From the parent task, "We currently have IPsec deployed for some limited use cases. "

Sounds to me it should be a service provided by the infrastructure. Ie all of our crap should not have to care about encrypting. That ends up being way simpler since you can deploy wtf you want and have a guarantee by the underlying layer that encryption is achieved.

Sounds to me it should be a service provided by the infrastructure. Ie all of our crap should not have to care about encrypting. That ends up being way simpler since you can deploy wtf you want and have a guarantee by the underlying layer that encryption is achieved.

From Faidon in a related task (same thing, but for Cirrus/ElasticSearch)

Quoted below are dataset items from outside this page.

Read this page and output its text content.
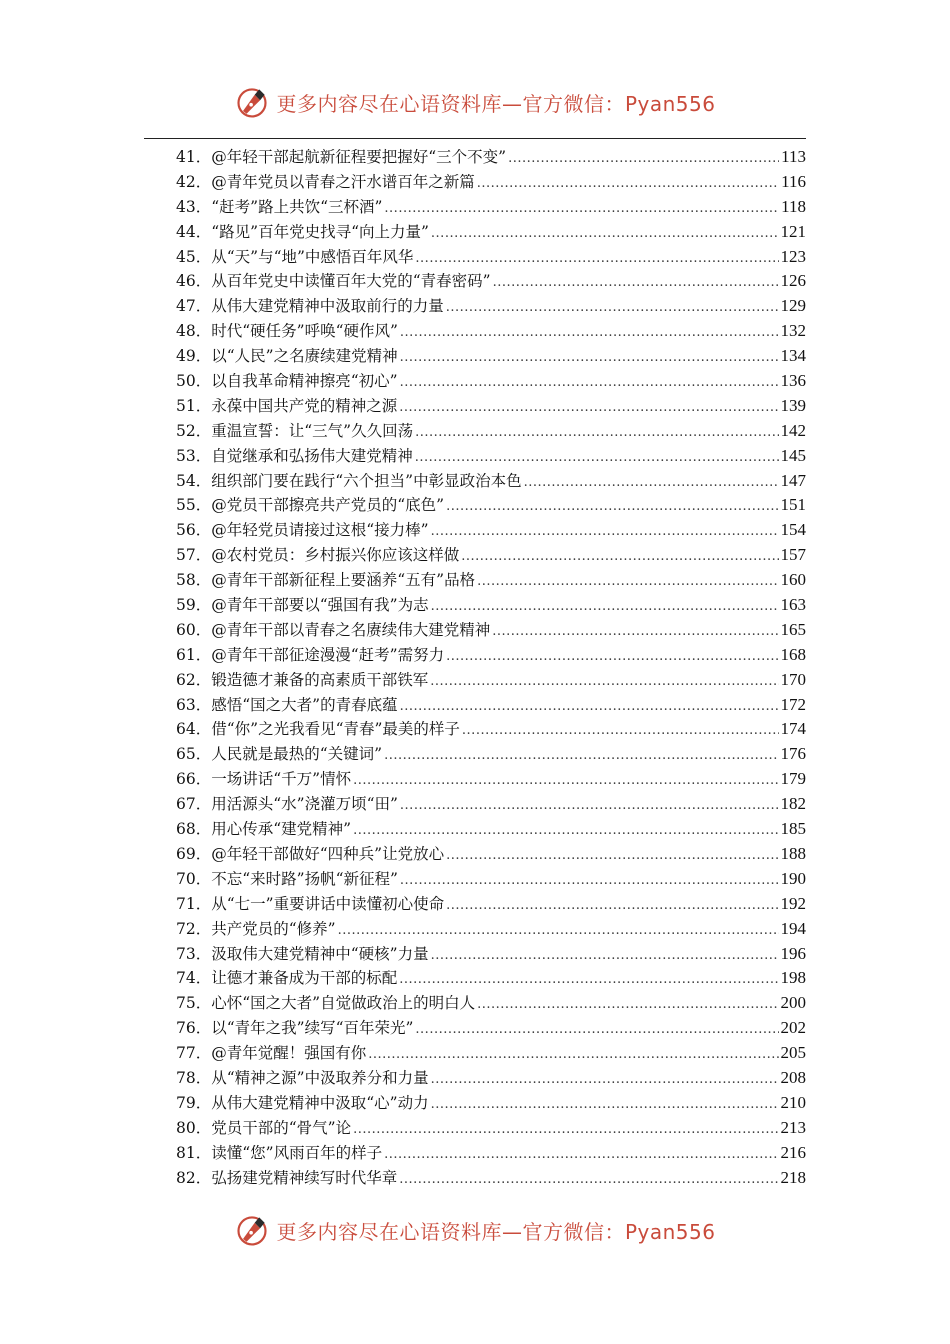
更多内容尽在心语资料库—官方微信：Pyan556
41．@年轻干部起航新征程要把握好“三个不变” .....	113
42．@青年党员以青春之汗水谱百年之新篇 .....	116
43．“赶考”路上共饮“三杯酒” .....	118
44．“路见”百年党史找寻“向上力量” .....	121
45．从“天”与“地”中感悟百年风华 .....	123
46．从百年党史中读懂百年大党的“青春密码” .....	126
47．从伟大建党精神中汲取前行的力量 .....	129
48．时代“硬任务”呼唤“硬作风” .....	132
49．以“人民”之名赓续建党精神 .....	134
50．以自我革命精神擦亮“初心” .....	136
51．永葆中国共产党的精神之源 .....	139
52．重温宣誓：让“三气”久久回荡 .....	142
53．自觉继承和弘扬伟大建党精神 .....	145
54．组织部门要在践行“六个担当”中彰显政治本色 .....	147
55．@党员干部擦亮共产党员的“底色” .....	151
56．@年轻党员请接过这根“接力棒” .....	154
57．@农村党员：乡村振兴你应该这样做 .....	157
58．@青年干部新征程上要涵养“五有”品格 .....	160
59．@青年干部要以“强国有我”为志 .....	163
60．@青年干部以青春之名赓续伟大建党精神 .....	165
61．@青年干部征途漫漫“赶考”需努力 .....	168
62．锻造德才兼备的高素质干部铁军 .....	170
63．感悟“国之大者”的青春底蕴 .....	172
64．借“你”之光我看见“青春”最美的样子 .....	174
65．人民就是最热的“关键词” .....	176
66．一场讲话“千万”情怀 .....	179
67．用活源头“水”浇灌万顷“田” .....	182
68．用心传承“建党精神” .....	185
69．@年轻干部做好“四种兵”让党放心 .....	188
70．不忘“来时路”扬帆“新征程” .....	190
71．从“七一”重要讲话中读懂初心使命 .....	192
72．共产党员的“修养” .....	194
73．汲取伟大建党精神中“硬核”力量 .....	196
74．让德才兼备成为干部的标配 .....	198
75．心怀“国之大者”自觉做政治上的明白人 .....	200
76．以“青年之我”续写“百年荣光” .....	202
77．@青年觉醒！强国有你 .....	205
78．从“精神之源”中汲取养分和力量 .....	208
79．从伟大建党精神中汲取“心”动力 .....	210
80．党员干部的“骨气”论 .....	213
81．读懂“您”风雨百年的样子 .....	216
82．弘扬建党精神续写时代华章 .....	218
更多内容尽在心语资料库—官方微信：Pyan556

I realizes it's a ton more work, hardware, and I honestly don't even know what would be involved. i wonder though if the application level is the right level to encrypt at? Would it instead make more sense to encrypt everything at the network level, such that data leaving eqiad gets encrypted, and entering codfw it gets decrypted?

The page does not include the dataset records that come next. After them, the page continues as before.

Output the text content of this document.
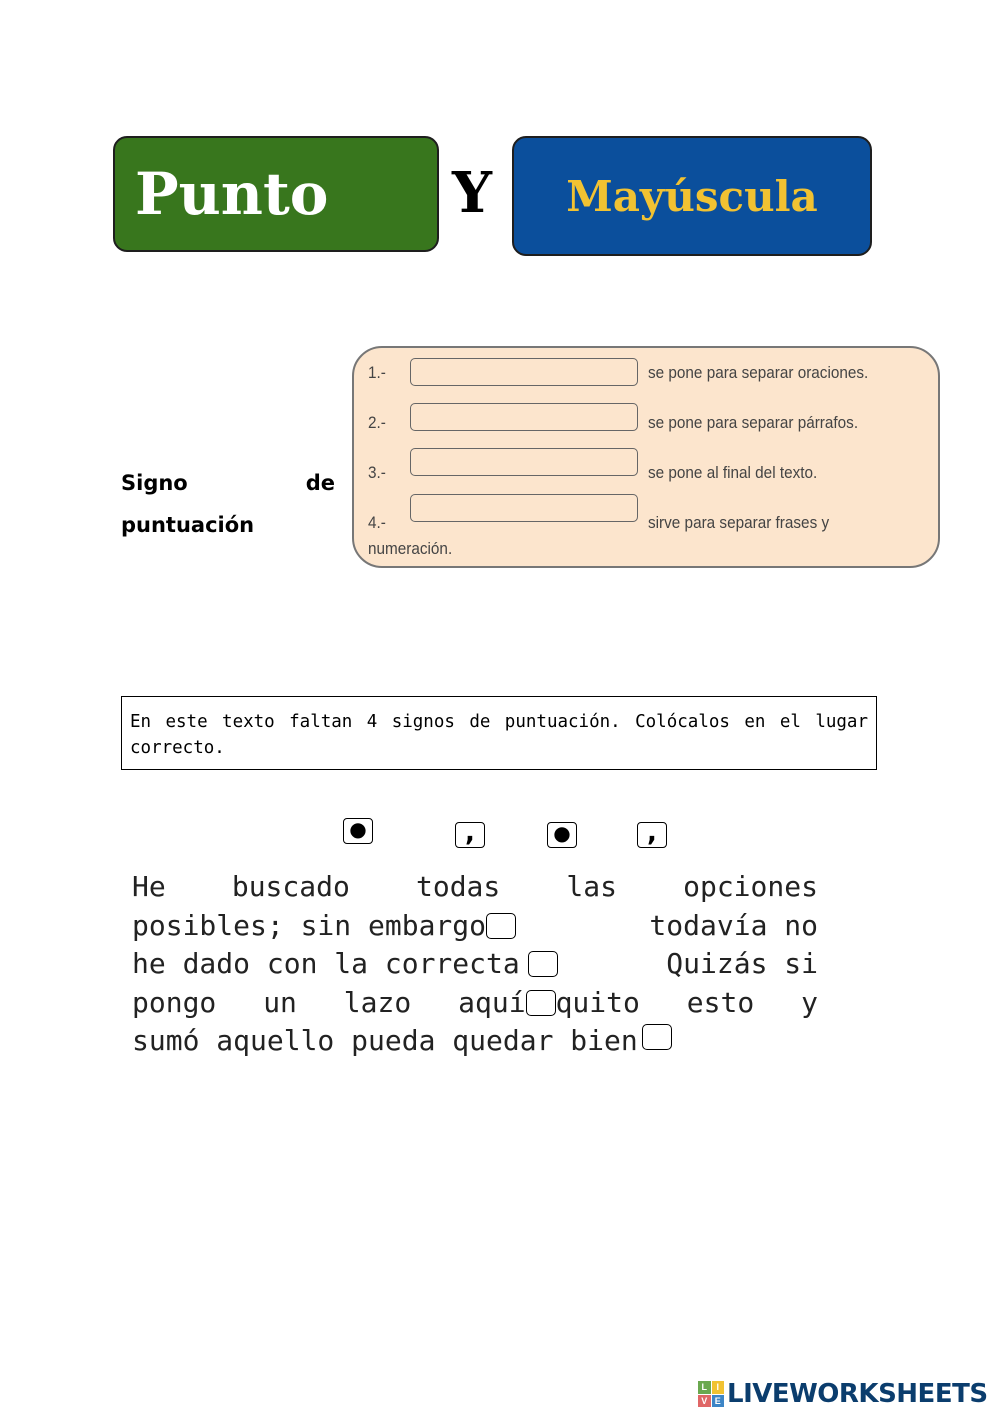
Punto Y Mayúscula
Signo	de
puntuación
1.-	se pone para separar oraciones.
2.-	se pone para separar párrafos.
3.-	se pone al final del texto.
4.-	sirve para separar frases y
numeración.
En este texto faltan 4 signos de puntuación. Colócalos en el lugar correcto.
●	,	●	,
He buscado todas las opciones
posibles; sin embargo	todavía no
he dado con la correcta	Quizás si
pongo un lazo aquí quito esto y
sumó aquello pueda quedar bien
L	I
V E LIVEWORKSHEETS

This is a good question — we've deliberated this a number of times, asking that question ourselves (and some of those times, I've been on your side too :).

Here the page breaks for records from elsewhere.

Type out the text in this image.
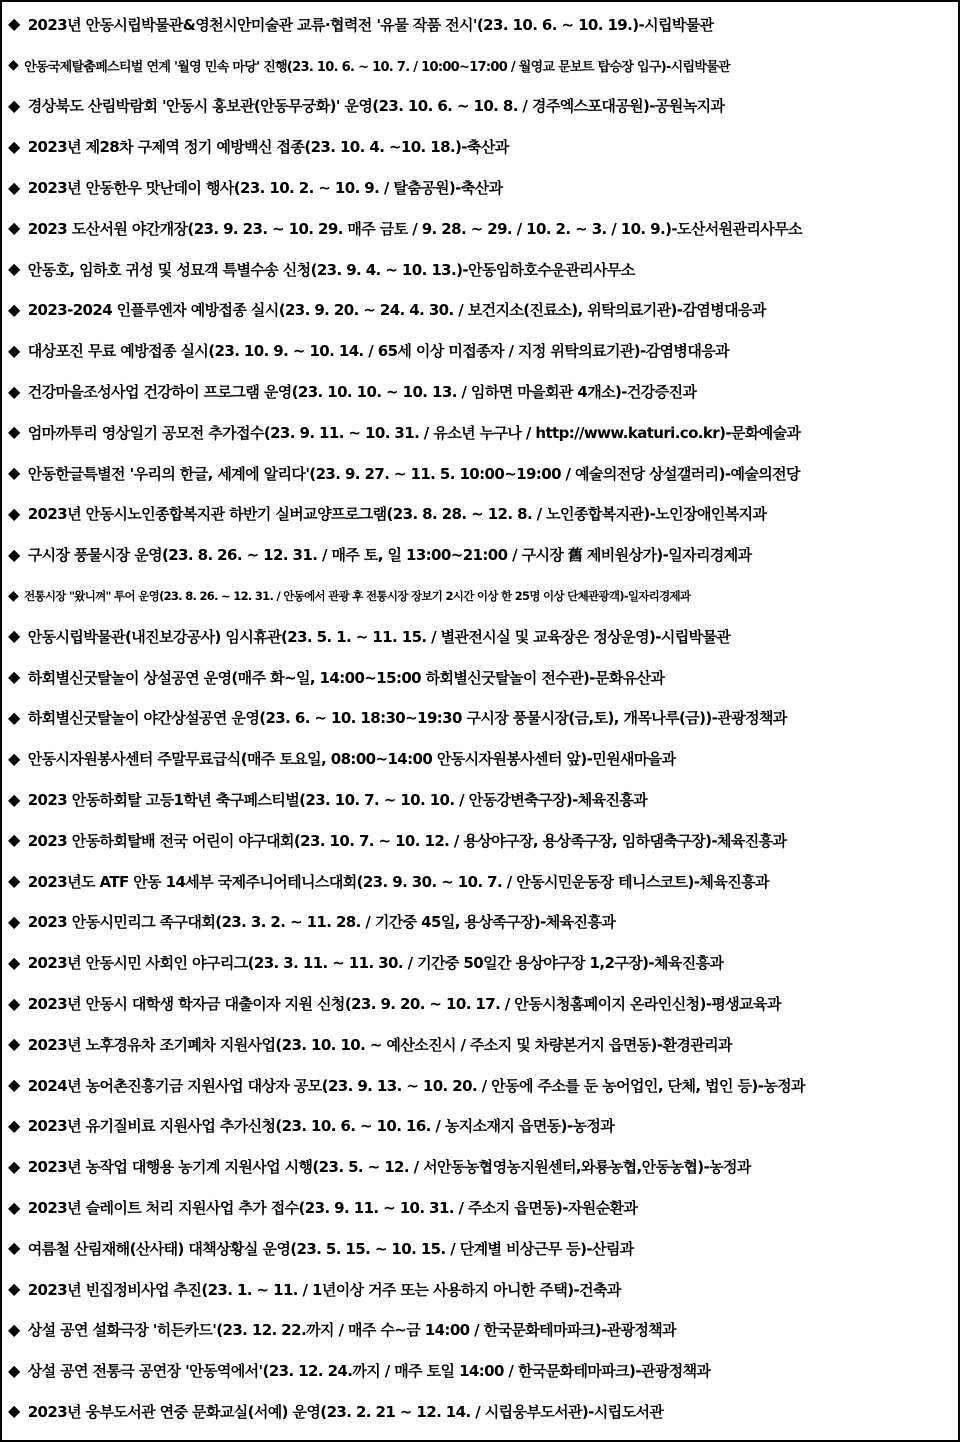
◆ 2023년 안동시립박물관&영천시안미술관 교류·협력전 '유물 작품 전시'(23. 10. 6. ~ 10. 19.)-시립박물관
◆ 안동국제탈춤페스티벌 연계 '월영 민속 마당' 진행(23. 10. 6. ~ 10. 7. / 10:00~17:00 / 월영교 문보트 탑승장 입구)-시립박물관
◆ 경상북도 산림박람회 '안동시 홍보관(안동무궁화)' 운영(23. 10. 6. ~ 10. 8. / 경주엑스포대공원)-공원녹지과
◆ 2023년 제28차 구제역 정기 예방백신 접종(23. 10. 4. ~10. 18.)-축산과
◆ 2023년 안동한우 맛난데이 행사(23. 10. 2. ~ 10. 9. / 탈춤공원)-축산과
◆ 2023 도산서원 야간개장(23. 9. 23. ~ 10. 29. 매주 금토 / 9. 28. ~ 29. / 10. 2. ~ 3. / 10. 9.)-도산서원관리사무소
◆ 안동호, 임하호 귀성 및 성묘객 특별수송 신청(23. 9. 4. ~ 10. 13.)-안동임하호수운관리사무소
◆ 2023-2024 인플루엔자 예방접종 실시(23. 9. 20. ~ 24. 4. 30. / 보건지소(진료소), 위탁의료기관)-감염병대응과
◆ 대상포진 무료 예방접종 실시(23. 10. 9. ~ 10. 14. / 65세 이상 미접종자 / 지정 위탁의료기관)-감염병대응과
◆ 건강마을조성사업 건강하이 프로그램 운영(23. 10. 10. ~ 10. 13. / 임하면 마을회관 4개소)-건강증진과
◆ 엄마까투리 영상일기 공모전 추가접수(23. 9. 11. ~ 10. 31. / 유소년 누구나 / http://www.katuri.co.kr)-문화예술과
◆ 안동한글특별전 '우리의 한글, 세계에 알리다'(23. 9. 27. ~ 11. 5. 10:00~19:00 / 예술의전당 상설갤러리)-예술의전당
◆ 2023년 안동시노인종합복지관 하반기 실버교양프로그램(23. 8. 28. ~ 12. 8. / 노인종합복지관)-노인장애인복지과
◆ 구시장 풍물시장 운영(23. 8. 26. ~ 12. 31. / 매주 토, 일 13:00~21:00 / 구시장 舊 제비원상가)-일자리경제과
◆ 전통시장 "왔니껴" 투어 운영(23. 8. 26. ~ 12. 31. / 안동에서 관광 후 전통시장 장보기 2시간 이상 한 25명 이상 단체관광객)-일자리경제과
◆ 안동시립박물관(내진보강공사) 임시휴관(23. 5. 1. ~ 11. 15. / 별관전시실 및 교육장은 정상운영)-시립박물관
◆ 하회별신굿탈놀이 상설공연 운영(매주 화~일, 14:00~15:00 하회별신굿탈놀이 전수관)-문화유산과
◆ 하회별신굿탈놀이 야간상설공연 운영(23. 6. ~ 10. 18:30~19:30 구시장 풍물시장(금,토), 개목나루(금))-관광정책과
◆ 안동시자원봉사센터 주말무료급식(매주 토요일, 08:00~14:00 안동시자원봉사센터 앞)-민원새마을과
◆ 2023 안동하회탈 고등1학년 축구페스티벌(23. 10. 7. ~ 10. 10. / 안동강변축구장)-체육진흥과
◆ 2023 안동하회탈배 전국 어린이 야구대회(23. 10. 7. ~ 10. 12. / 용상야구장, 용상족구장, 임하댐축구장)-체육진흥과
◆ 2023년도 ATF 안동 14세부 국제주니어테니스대회(23. 9. 30. ~ 10. 7. / 안동시민운동장 테니스코트)-체육진흥과
◆ 2023 안동시민리그 족구대회(23. 3. 2. ~ 11. 28. / 기간중 45일, 용상족구장)-체육진흥과
◆ 2023년 안동시민 사회인 야구리그(23. 3. 11. ~ 11. 30. / 기간중 50일간 용상야구장 1,2구장)-체육진흥과
◆ 2023년 안동시 대학생 학자금 대출이자 지원 신청(23. 9. 20. ~ 10. 17. / 안동시청홈페이지 온라인신청)-평생교육과
◆ 2023년 노후경유차 조기폐차 지원사업(23. 10. 10. ~ 예산소진시 / 주소지 및 차량본거지 읍면동)-환경관리과
◆ 2024년 농어촌진흥기금 지원사업 대상자 공모(23. 9. 13. ~ 10. 20. / 안동에 주소를 둔 농어업인, 단체, 법인 등)-농정과
◆ 2023년 유기질비료 지원사업 추가신청(23. 10. 6. ~ 10. 16. / 농지소재지 읍면동)-농정과
◆ 2023년 농작업 대행용 농기계 지원사업 시행(23. 5. ~ 12. / 서안동농협영농지원센터,와룡농협,안동농협)-농정과
◆ 2023년 슬레이트 처리 지원사업 추가 접수(23. 9. 11. ~ 10. 31. / 주소지 읍면동)-자원순환과
◆ 여름철 산림재해(산사태) 대책상황실 운영(23. 5. 15. ~ 10. 15. / 단계별 비상근무 등)-산림과
◆ 2023년 빈집정비사업 추진(23. 1. ~ 11. / 1년이상 거주 또는 사용하지 아니한 주택)-건축과
◆ 상설 공연 설화극장 '히든카드'(23. 12. 22.까지 / 매주 수~금 14:00 / 한국문화테마파크)-관광정책과
◆ 상설 공연 전통극 공연장 '안동역에서'(23. 12. 24.까지 / 매주 토일 14:00 / 한국문화테마파크)-관광정책과
◆ 2023년 웅부도서관 연중 문화교실(서예) 운영(23. 2. 21 ~ 12. 14. / 시립웅부도서관)-시립도서관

There are a few compounding factors for not going via such a route:

  • A network-level encryption would mean that instead of distributing the crypto load to hundreds of commodity servers, we'd create a few chokepoints that would need to be quite beefy and thus much more expensive. Realistically we're talking about the so-called multiservices PICs for our Juniper hardware that would do IPsec crypto across all of our 10G network core, amounting to many hundreds of thousands of dollars both initially and in the long-run, as these would need to be refreshed every few years, would need expensive service contracts to maintain and we would need to procure these for each new network gear we'd buy (e.g. for a new PoP).
  • Creating a few chokepoints makes us more vulnerable, as an adversary would need to only attack those and gain access to all encrypted traffic (security SPOFs). Moreover, as these would be proprietary hardware, they'd eventually suffer from poorer crypto, as vendors typically lag behind or would charge extra for newer hardware, poorer automation (PKI/key rollovers etc.) as well as potentially from unaudited, potentially backdoored code (see the recent revelations about multiple backdoors in Juniper ScreenOS firewalls/VPN gateways and the backdoor on Fortinet firewalls, as well as the older “Cisco upgrade factory” Snowden leak).
  • Finally, from a security design perspective, it's dangerous to consider the network safe and only perform crypto (or authentication) at the outer layers; IPsec/MACsec crypto across our datacenter links would protect us from fiber tapping, but would do little to protect us from attacks within the same datacenter (a compromised switch, or a compromised server performing man-in-the-middle between two other servers etc.). Performing end-to-end crypto between trusted endpoints is a much safer way to approach this.

So, all in all, we've come to the conclusion that it would make sense for Wikimedia on both a technical, financial and philosophical basis, to rely on existing, FL/OSS solutions (namely: IPsec + multiple TLS implementations) and do this in software, using cheap, existing hardware (AES-NI instructions are standard in current CPUs, and with it the cost of crypto is negligible, as proven by our HTTPS-only switch) and automation/orchestration. We stil have some way to go (we still lack a good internal PKI, Varnish doesn't support TLS natively, ElasticSearch/this task etc.) but these are mostly one-off costs that are for sure cheaper than the alternatives.

So we've got two options going forward, neither of which are terribly hard.

  1. We can generate some certs and slap them on the apache instance we use for git operations. Fairly trivial, just some config swaps.
  2. If we go with T116630: Remove apache dependency from scap3 deployment host, it needs to support TLS (and per discussion with @mark, probably only TLS)

We discussed this in the deployment meeting today. @faidon suggested one option is for scap to deploy ephemeral tls keys to the proxy nodes and then start up the git-https process.